Filling in part 1 in azdhs reportable event form

2. Now that the previous section is complete, you'll want to put in the needed specifics in Elopem ent Environm ent al Em, I nj ury Unknown Origin Neglect, W h o w a s n ot ifie d of t h e, Law Enforcem ent Police Dept Nam, Case Num ber, Officer, Nursing Board, APS Physician Pharm acy Board, Fam ily Guardian Medical Examiner, Ot her, Revised , and Page of in order to proceed to the next step.

The best way to fill in azdhs reportable event form stage 2

It is easy to make a mistake when filling in the Officer, hence make sure you reread it before you'll finalize the form.

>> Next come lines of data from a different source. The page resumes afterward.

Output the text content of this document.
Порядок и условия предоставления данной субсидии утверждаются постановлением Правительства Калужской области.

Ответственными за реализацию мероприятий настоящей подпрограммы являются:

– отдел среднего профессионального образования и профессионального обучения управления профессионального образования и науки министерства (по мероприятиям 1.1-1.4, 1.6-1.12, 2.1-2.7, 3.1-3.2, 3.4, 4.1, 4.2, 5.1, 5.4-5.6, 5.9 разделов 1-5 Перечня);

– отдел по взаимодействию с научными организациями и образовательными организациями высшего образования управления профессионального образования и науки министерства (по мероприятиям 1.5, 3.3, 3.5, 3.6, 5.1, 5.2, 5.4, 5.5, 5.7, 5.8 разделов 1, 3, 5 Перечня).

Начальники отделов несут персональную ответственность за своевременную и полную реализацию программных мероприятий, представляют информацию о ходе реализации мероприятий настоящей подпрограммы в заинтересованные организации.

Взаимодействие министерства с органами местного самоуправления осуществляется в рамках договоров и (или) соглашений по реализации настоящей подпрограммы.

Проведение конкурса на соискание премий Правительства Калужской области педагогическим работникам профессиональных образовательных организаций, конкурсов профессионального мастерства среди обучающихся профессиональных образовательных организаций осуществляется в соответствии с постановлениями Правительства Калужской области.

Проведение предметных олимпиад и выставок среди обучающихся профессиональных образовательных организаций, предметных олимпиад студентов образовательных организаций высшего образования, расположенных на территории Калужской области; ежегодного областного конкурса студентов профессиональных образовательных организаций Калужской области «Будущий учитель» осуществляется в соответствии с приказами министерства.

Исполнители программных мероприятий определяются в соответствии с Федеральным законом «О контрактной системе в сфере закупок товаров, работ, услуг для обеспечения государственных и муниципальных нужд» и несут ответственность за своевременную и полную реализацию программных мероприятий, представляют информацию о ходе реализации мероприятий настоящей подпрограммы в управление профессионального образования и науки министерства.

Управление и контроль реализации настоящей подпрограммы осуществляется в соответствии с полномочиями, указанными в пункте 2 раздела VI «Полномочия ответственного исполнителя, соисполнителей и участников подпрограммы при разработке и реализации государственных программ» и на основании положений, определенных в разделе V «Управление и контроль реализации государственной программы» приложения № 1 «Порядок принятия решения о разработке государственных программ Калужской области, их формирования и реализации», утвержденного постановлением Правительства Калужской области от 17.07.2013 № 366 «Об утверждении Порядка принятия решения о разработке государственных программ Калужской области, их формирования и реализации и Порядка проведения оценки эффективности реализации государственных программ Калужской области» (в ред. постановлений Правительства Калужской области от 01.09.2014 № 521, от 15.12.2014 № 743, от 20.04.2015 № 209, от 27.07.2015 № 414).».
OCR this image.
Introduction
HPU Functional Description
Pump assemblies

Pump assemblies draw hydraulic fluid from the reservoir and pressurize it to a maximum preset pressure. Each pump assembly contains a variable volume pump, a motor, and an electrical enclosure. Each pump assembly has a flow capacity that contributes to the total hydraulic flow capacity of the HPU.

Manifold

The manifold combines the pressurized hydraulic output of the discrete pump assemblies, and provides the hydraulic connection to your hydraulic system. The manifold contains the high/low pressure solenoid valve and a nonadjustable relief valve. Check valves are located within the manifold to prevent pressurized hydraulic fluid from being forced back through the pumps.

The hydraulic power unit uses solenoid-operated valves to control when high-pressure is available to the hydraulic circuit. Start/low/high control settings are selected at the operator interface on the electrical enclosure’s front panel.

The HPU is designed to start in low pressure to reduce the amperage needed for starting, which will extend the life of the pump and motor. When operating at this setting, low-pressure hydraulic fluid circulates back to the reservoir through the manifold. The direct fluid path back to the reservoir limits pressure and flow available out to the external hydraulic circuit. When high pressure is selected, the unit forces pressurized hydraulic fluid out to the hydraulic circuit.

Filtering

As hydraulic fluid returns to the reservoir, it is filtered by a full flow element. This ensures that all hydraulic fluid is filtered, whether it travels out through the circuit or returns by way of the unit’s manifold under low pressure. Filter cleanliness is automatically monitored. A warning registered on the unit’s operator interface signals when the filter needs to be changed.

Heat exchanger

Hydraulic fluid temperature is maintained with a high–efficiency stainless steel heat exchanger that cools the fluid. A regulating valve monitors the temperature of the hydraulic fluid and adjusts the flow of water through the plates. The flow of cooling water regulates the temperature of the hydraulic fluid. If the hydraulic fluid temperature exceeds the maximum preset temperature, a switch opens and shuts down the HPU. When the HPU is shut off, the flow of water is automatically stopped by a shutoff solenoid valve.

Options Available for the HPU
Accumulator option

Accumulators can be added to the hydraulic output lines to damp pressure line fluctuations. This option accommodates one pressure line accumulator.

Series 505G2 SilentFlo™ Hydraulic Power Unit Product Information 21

3. Completing I s t he event an allegat ion of, Yes, ALLEGED PERPETRATOR I N FORM ATI, Last, First, Alias, Addr ess, St reet Box, Cit y, St at e, Zip, Telephone Num ber, Dat e of Hire mmddyyyy, AP Suspended, and Yes is essential for the next step, make sure to fill them out in their entirety. Don't miss any details!

Learn how to complete azdhs reportable event form portion 3

4. Completing Nurse Aid NA Regist er ed Nurse , Cert ified Nurse Aid CNA Licensed, Resident Nam e, Dat e of Adm ission mmddyyyy Dat e, Ex a ct Loca t ion of I n cide n t, and N a r r a t iv e Descr ibe t he is vital in the next step - you'll want to take the time and be attentive with each field!

azdhs reportable event form writing process explained (part 4)

5. This final notch to conclude this form is critical. You must fill out the appropriate fields, and this includes Yes, No Please describe, and What int ervent ions w er e im, before finalizing. Or else, it may end up in a flawed and potentially invalid document!